The final trainer and a TrajectoryData instance whose fields are stacked along time (leading dimension \(T = \text{num_steps_epoch}\)).

Return type:

(Trainer, TrajectoryData)

class jaxdem.rl.TrajectoryData(*, obs: Array, action: Array, reward: Array, done: Array, value: Array, log_prob: Array, new_log_prob: Array, advantage: Array, returns: Array)[source]#

Bases: object

Container for rollout data (single step or stacked across time).

obs: Array#: Observations.

action: Array#: Actions sampled from the policy.

reward: Array#: Immediate rewards \(r_t\).

done: Array#: Episode-termination flags (boolean).

value: Array#: Baseline value estimates \(V(s_t)\).

log_prob: Array#: Behavior-policy log-probabilities \(\log \pi_b(a_t \mid s_t)\) at collection time.

new_log_prob: Array#

Target-policy log-probabilities \(\log \pi(a_t \mid s_t)\) after policy update.

Fill with log_prob during on-policy collection; must be recomputed after updates.

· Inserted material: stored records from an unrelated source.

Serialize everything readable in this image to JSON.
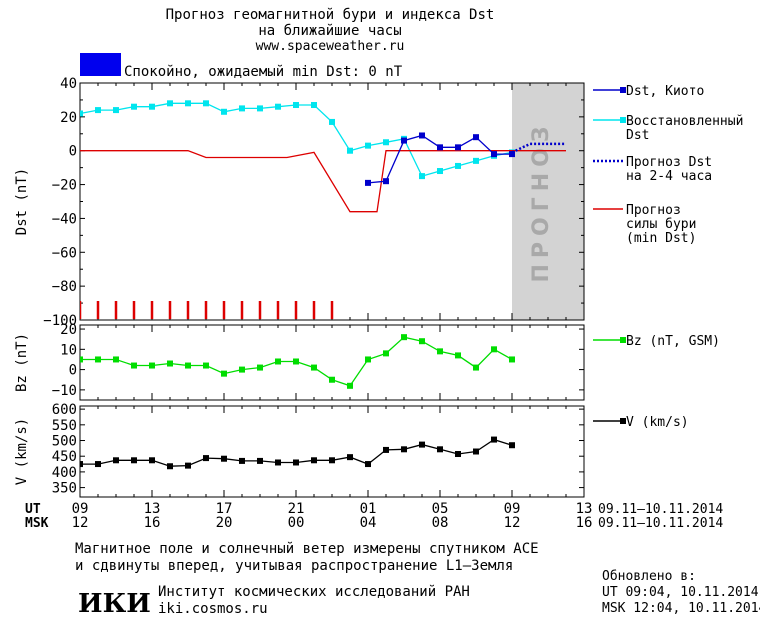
{
  "header": {
    "title": "Прогноз геомагнитной бури и индекса Dst",
    "subtitle": "на ближайшие часы",
    "url": "www.spaceweather.ru"
  },
  "status": {
    "text": "Спокойно, ожидаемый min Dst: 0 nT",
    "color": "#0000ee"
  },
  "colors": {
    "dst_kyoto": "#0000cc",
    "dst_restored": "#00e5ee",
    "dst_forecast": "#0000cc",
    "storm_forecast": "#dd0000",
    "forecast_zone": "#d3d3d3",
    "bz": "#00dd00",
    "v": "#000000"
  },
  "forecast_zone_label": "ПРОГНОЗ",
  "x_axis": {
    "ut_label": "UT",
    "msk_label": "MSK",
    "ut_ticks": [
      "09",
      "13",
      "17",
      "21",
      "01",
      "05",
      "09",
      "13"
    ],
    "msk_ticks": [
      "12",
      "16",
      "20",
      "00",
      "04",
      "08",
      "12",
      "16"
    ],
    "ut_range": "09.11–10.11.2014",
    "msk_range": "09.11–10.11.2014"
  },
  "chart_data": [
    {
      "type": "line",
      "ylabel": "Dst (nT)",
      "xlim": [
        0,
        28
      ],
      "ylim": [
        -100,
        40
      ],
      "y_ticks": [
        40,
        20,
        0,
        -20,
        -40,
        -60,
        -80,
        -100
      ],
      "forecast_start_x": 24,
      "legend": [
        "Dst, Киото",
        "Восстановленный Dst",
        "Прогноз Dst на 2-4 часа",
        "Прогноз силы бури (min Dst)"
      ],
      "series": [
        {
          "name": "Dst, Киото",
          "x": [
            16,
            17,
            18,
            19,
            20,
            21,
            22,
            23,
            24
          ],
          "y": [
            -19,
            -18,
            6,
            9,
            2,
            2,
            8,
            -2,
            -2
          ]
        },
        {
          "name": "Восстановленный Dst",
          "x": [
            0,
            1,
            2,
            3,
            4,
            5,
            6,
            7,
            8,
            9,
            10,
            11,
            12,
            13,
            14,
            15,
            16,
            17,
            18,
            19,
            20,
            21,
            22,
            23,
            24
          ],
          "y": [
            22,
            24,
            24,
            26,
            26,
            28,
            28,
            28,
            23,
            25,
            25,
            26,
            27,
            27,
            17,
            0,
            3,
            5,
            7,
            -15,
            -12,
            -9,
            -6,
            -3,
            -1
          ]
        },
        {
          "name": "Прогноз Dst на 2-4 часа",
          "x": [
            24,
            25,
            26,
            27
          ],
          "y": [
            -1,
            4,
            4,
            4
          ]
        },
        {
          "name": "Прогноз силы бури (min Dst)",
          "x": [
            0,
            6,
            7,
            11,
            11.5,
            13,
            15,
            16,
            16.5,
            17,
            24,
            27
          ],
          "y": [
            0,
            0,
            -4,
            -4,
            -4,
            -1,
            -36,
            -36,
            -36,
            0,
            0,
            0
          ]
        }
      ],
      "annotations": {
        "red_ticks_x": [
          0,
          1,
          2,
          3,
          4,
          5,
          6,
          7,
          8,
          9,
          10,
          11,
          12,
          13,
          14
        ]
      }
    },
    {
      "type": "line",
      "ylabel": "Bz (nT)",
      "xlim": [
        0,
        28
      ],
      "ylim": [
        -15,
        22
      ],
      "y_ticks": [
        20,
        10,
        0,
        -10
      ],
      "legend": [
        "Bz (nT, GSM)"
      ],
      "series": [
        {
          "name": "Bz (nT, GSM)",
          "x": [
            0,
            1,
            2,
            3,
            4,
            5,
            6,
            7,
            8,
            9,
            10,
            11,
            12,
            13,
            14,
            15,
            16,
            17,
            18,
            19,
            20,
            21,
            22,
            23,
            24
          ],
          "y": [
            5,
            5,
            5,
            2,
            2,
            3,
            2,
            2,
            -2,
            0,
            1,
            4,
            4,
            1,
            -5,
            -8,
            5,
            8,
            16,
            14,
            9,
            7,
            1,
            10,
            5
          ]
        }
      ]
    },
    {
      "type": "line",
      "ylabel": "V (km/s)",
      "xlim": [
        0,
        28
      ],
      "ylim": [
        320,
        610
      ],
      "y_ticks": [
        600,
        550,
        500,
        450,
        400,
        350
      ],
      "legend": [
        "V (km/s)"
      ],
      "series": [
        {
          "name": "V (km/s)",
          "x": [
            0,
            1,
            2,
            3,
            4,
            5,
            6,
            7,
            8,
            9,
            10,
            11,
            12,
            13,
            14,
            15,
            16,
            17,
            18,
            19,
            20,
            21,
            22,
            23,
            24
          ],
          "y": [
            425,
            425,
            437,
            437,
            437,
            418,
            420,
            444,
            442,
            435,
            435,
            430,
            430,
            437,
            437,
            447,
            425,
            470,
            472,
            487,
            472,
            457,
            465,
            503,
            485
          ]
        }
      ]
    }
  ],
  "footer": {
    "note_line1": "Магнитное поле и солнечный ветер измерены спутником ACE",
    "note_line2": "и сдвинуты вперед, учитывая распространение L1–Земля",
    "logo_text": "ИКИ",
    "institute": "Институт космических исследований РАН",
    "institute_url": "iki.cosmos.ru",
    "updated_label": "Обновлено в:",
    "updated_ut": "UT  09:04, 10.11.2014",
    "updated_msk": "MSK 12:04, 10.11.2014"
  }
}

advantage: Array#: Advantages \(A_t\).

returns: Array#: Return targets (e.g., GAE or V-trace targets).

class jaxdem.rl.ActionSpace[source]#

Bases: Factory

Registry/namespace for action-space constraints implemented as `distrax.Bijector`s.

These bijectors are intended to be wrapped around a base policy distribution (e.g., MultivariateNormalDiag) via distrax.Transformed, so that sampling and log-probabilities are correctly adjusted using the bijector’s forward_and_log_det / inverse_and_log_det methods. See Distrax/TFP bijector interface for details on shape semantics and event_ndims_in/out.

Example

To define a custom action space, inherit from distrax.Bijector and ActionSpace and implement its abstract methods:

>>> @ActionSpace.register("myCustomActionSpace")
>>> class MyCustomActionSpace(distrax.Bijector, ActionSpace):
        ...

property kws: Dict[source]#

Modules

`actionSpaces`	Interface for defining bijectors used to constraint the policy probability distribution.
`envWrappers`	Contains wrappers for modifying rl environments.
`environments`	Reinforcement-learning environment interface.
`models`	Interface for defining reinforcement learning models.
`trainers`	Interface for defining reinforcement learning model trainers.